In a bid to reduce heinous crimes, the Lucknow police is all set to install artificial intelligence-enabled cameras in public places that will click pictures of women in distress on the basis of their facial expressions and send an alert message to the nearest police station immediately.
According to TOI, the police is confident that the app will efficiently detect even a minor change in the facial expressions of women, who have been subjected to stalking, threat or eve-teasing and as evidence. It will be enough for the law enforcers to nab the culprit. But is that all required to bring down crime rates in cities?

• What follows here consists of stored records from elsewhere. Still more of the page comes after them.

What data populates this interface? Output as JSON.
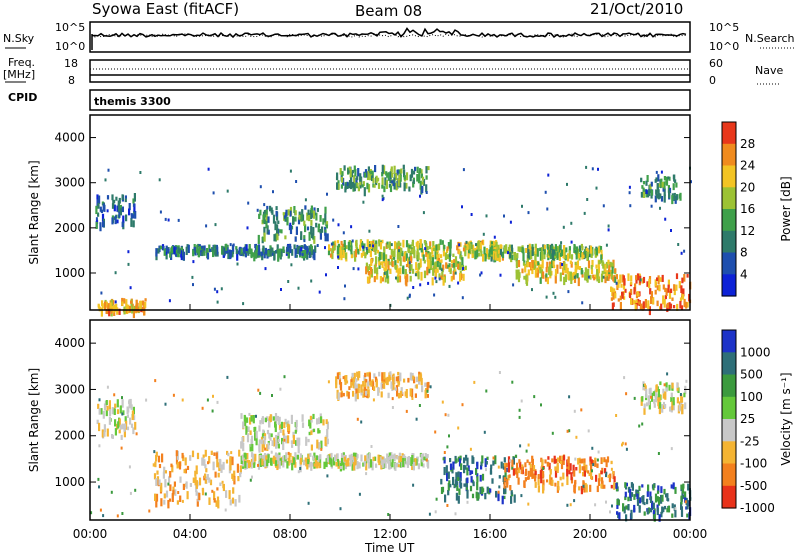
{
  "header": {
    "station": "Syowa East (fitACF)",
    "beam": "Beam 08",
    "date": "21/Oct/2010"
  },
  "panels": {
    "nsky_label": "N.Sky",
    "nsky_ticks": [
      "10^5",
      "10^0"
    ],
    "nsearch_label": "N.Search",
    "nsearch_ticks": [
      "10^5",
      "10^0"
    ],
    "freq_label": "Freq.",
    "freq_unit": "[MHz]",
    "freq_ticks": [
      "18",
      "8"
    ],
    "nave_label": "Nave",
    "nave_ticks": [
      "60",
      "0"
    ],
    "cpid_label": "CPID",
    "cpid_value": "themis 3300"
  },
  "chart_data": [
    {
      "type": "heatmap",
      "name": "power",
      "xlabel": "Time UT",
      "ylabel": "Slant Range [km]",
      "x_ticks": [
        "00:00",
        "04:00",
        "08:00",
        "12:00",
        "16:00",
        "20:00",
        "00:00"
      ],
      "xlim_hours": [
        0,
        24
      ],
      "y_ticks": [
        1000,
        2000,
        3000,
        4000
      ],
      "ylim": [
        180,
        4500
      ],
      "colorbar_label": "Power [dB]",
      "colorbar_ticks": [
        "4",
        "8",
        "12",
        "16",
        "20",
        "24",
        "28"
      ],
      "colorbar_range": [
        0,
        30
      ],
      "colors": [
        "#0d22d6",
        "#1e4fae",
        "#2e7a6a",
        "#3fa04a",
        "#9cc234",
        "#f3c424",
        "#f08b1e",
        "#e8371b"
      ],
      "echo_bands": [
        {
          "t0": 0.3,
          "t1": 2.2,
          "r0": 200,
          "r1": 450,
          "level": 22
        },
        {
          "t0": 0.2,
          "t1": 1.8,
          "r0": 2100,
          "r1": 2800,
          "level": 6
        },
        {
          "t0": 2.5,
          "t1": 9.0,
          "r0": 1450,
          "r1": 1650,
          "level": 8
        },
        {
          "t0": 6.7,
          "t1": 9.5,
          "r0": 1800,
          "r1": 2500,
          "level": 10
        },
        {
          "t0": 9.5,
          "t1": 16.5,
          "r0": 1400,
          "r1": 1750,
          "level": 18
        },
        {
          "t0": 9.8,
          "t1": 13.5,
          "r0": 2900,
          "r1": 3400,
          "level": 12
        },
        {
          "t0": 11.0,
          "t1": 15.0,
          "r0": 900,
          "r1": 1400,
          "level": 20
        },
        {
          "t0": 16.0,
          "t1": 20.5,
          "r0": 1400,
          "r1": 1650,
          "level": 16
        },
        {
          "t0": 17.0,
          "t1": 21.0,
          "r0": 900,
          "r1": 1300,
          "level": 20
        },
        {
          "t0": 20.8,
          "t1": 24.0,
          "r0": 250,
          "r1": 1000,
          "level": 26
        },
        {
          "t0": 22.0,
          "t1": 23.6,
          "r0": 2700,
          "r1": 3200,
          "level": 10
        }
      ]
    },
    {
      "type": "heatmap",
      "name": "velocity",
      "xlabel": "Time UT",
      "ylabel": "Slant Range [km]",
      "x_ticks": [
        "00:00",
        "04:00",
        "08:00",
        "12:00",
        "16:00",
        "20:00",
        "00:00"
      ],
      "xlim_hours": [
        0,
        24
      ],
      "y_ticks": [
        1000,
        2000,
        3000,
        4000
      ],
      "ylim": [
        180,
        4500
      ],
      "colorbar_label": "Velocity [m s⁻¹]",
      "colorbar_ticks": [
        "1000",
        "500",
        "100",
        "25",
        "-25",
        "-100",
        "-500",
        "-1000"
      ],
      "colors": [
        "#1d33c8",
        "#2e6f78",
        "#3b9a3e",
        "#64c83a",
        "#c8c8c8",
        "#f4b433",
        "#f3801e",
        "#e8321a"
      ],
      "echo_bands": [
        {
          "t0": 0.2,
          "t1": 1.8,
          "r0": 2000,
          "r1": 2800,
          "level": 4
        },
        {
          "t0": 2.5,
          "t1": 6.0,
          "r0": 600,
          "r1": 1700,
          "level": 5
        },
        {
          "t0": 6.0,
          "t1": 9.5,
          "r0": 1800,
          "r1": 2500,
          "level": 4
        },
        {
          "t0": 6.0,
          "t1": 13.5,
          "r0": 1400,
          "r1": 1650,
          "level": 4
        },
        {
          "t0": 9.8,
          "t1": 13.5,
          "r0": 2900,
          "r1": 3400,
          "level": 5
        },
        {
          "t0": 14.0,
          "t1": 17.0,
          "r0": 700,
          "r1": 1600,
          "level": 1
        },
        {
          "t0": 16.5,
          "t1": 21.0,
          "r0": 900,
          "r1": 1600,
          "level": 6
        },
        {
          "t0": 21.0,
          "t1": 24.0,
          "r0": 300,
          "r1": 1000,
          "level": 1
        },
        {
          "t0": 22.0,
          "t1": 23.8,
          "r0": 2600,
          "r1": 3200,
          "level": 4
        }
      ]
    }
  ]
}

Common perception regarding surveillance
"After collecting feedback, we have identified 200 hotspots where the movement of girls is maximum and from where most of the complaints are received," Lucknow police commissioner DK Thakur said while discussing a 'safe city' initiative during a workshop, titled 'Aashish: Abhay aur Abhyudaya' at LU's Tilak hostel on Wednesday.
"We will set up five AI-based cameras which will be capable of sending an alert to nearest police station. These cameras will become active as soon as the expressions of a woman in distress change. Before she takes out the phone and dials 100 or UP 112 for help, an alert will reach the police," he added.
The police commissioner also stated that Lucknow is the only city in Uttar Pradesh which has been nationally selected to be developed as a 'safe city' for women.
It is a common perception among law enforcers that installing high-tech cameras across lanes and roads will effectively deter crime rates in megacities. Yes, they do have proved useful in solving crimes with proper footages but they haven't necessarily been able to deter them always.
Statistics say cameras don't help much
The proposal for installing CCTV cameras was ramped up after the Delhi gang rape of 2012, with the state and central government spending hundred and crores of rupees through the years.
Mint cited a study conducted by Surfshark, a VPN company based in the British Virgin Islands, which stated that Chennai has installed nearly 280,000 cameras, followed by Hyderabad and Delhi, with 300,000 and 429,000 cameras respectively, ranking second and eighth on the list of camera density metric. But crime rates in these—or any other Indian city—doesn't seem to have decreased.
The study revealed that Chennai and Kochi have a similar crime index: 40.31 and 41.08. But CCTV camera density in these two cities varied vastly around 657.54 and 10.54 per sq. kilometres respectively.
In an overall, India recorded a 1.6 per cent rise in crime from 2018-19, according to a report released by the National Crime Records Bureau in October last year. While crimes against women increased by 7.3 per cent during this period of time, the report said further.
It is no doubt that cameras are not useful. But other factors such as manpower, proper infrastructure and adequate intelligence networks are required to be built across towns and cities, at first.